Inhale through your left nostril and then close the left nostril with your ring finger so both nostrils are held and closed
Retain your breath at the top of the inhale for a brief pause
Open the right nostril and slowly exhale through this side; pause briefly at the bottom of the exhale
Inhale through the right nostril and then close this nostril
Open the left nostril and exhale through the left side
This is one cycle. Continue for up to 5 minutes. Always complete the practice by finishing with an exhale on the left side
Repeat for 5-10 cycles, allowing your mind to follow your inhales and exhales.
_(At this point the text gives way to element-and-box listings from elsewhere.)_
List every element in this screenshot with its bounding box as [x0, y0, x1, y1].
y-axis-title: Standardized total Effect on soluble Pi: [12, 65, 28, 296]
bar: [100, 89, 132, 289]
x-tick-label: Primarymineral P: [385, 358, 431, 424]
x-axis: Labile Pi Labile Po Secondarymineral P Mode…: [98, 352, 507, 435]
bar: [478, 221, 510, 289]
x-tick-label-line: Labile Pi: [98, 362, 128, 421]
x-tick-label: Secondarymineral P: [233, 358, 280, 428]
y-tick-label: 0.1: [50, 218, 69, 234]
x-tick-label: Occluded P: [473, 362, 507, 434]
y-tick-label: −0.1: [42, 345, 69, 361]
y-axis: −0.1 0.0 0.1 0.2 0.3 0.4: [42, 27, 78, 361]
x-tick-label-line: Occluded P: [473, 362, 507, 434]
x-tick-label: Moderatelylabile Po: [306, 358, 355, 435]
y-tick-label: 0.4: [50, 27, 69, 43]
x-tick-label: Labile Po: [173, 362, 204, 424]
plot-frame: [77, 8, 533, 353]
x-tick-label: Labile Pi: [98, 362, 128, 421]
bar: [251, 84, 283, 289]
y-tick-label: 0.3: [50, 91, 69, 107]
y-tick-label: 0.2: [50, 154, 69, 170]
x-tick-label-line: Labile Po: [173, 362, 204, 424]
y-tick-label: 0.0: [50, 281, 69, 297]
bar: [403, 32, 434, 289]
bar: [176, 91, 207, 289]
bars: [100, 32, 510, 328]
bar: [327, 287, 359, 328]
If you’re moving through the sequence slowly, one cycle should take you about 30-40 seconds.
Tip: Consistency is helpful, so try to match the length of your inhales, pauses, and exhales. For example, you can start to inhale for a count of five, hold for five, exhale for five, hold for five. You can slowly increase your count as you refine your practice.
*Please note that some tools may have medical restrictions. Consult with a medical professional for guidance.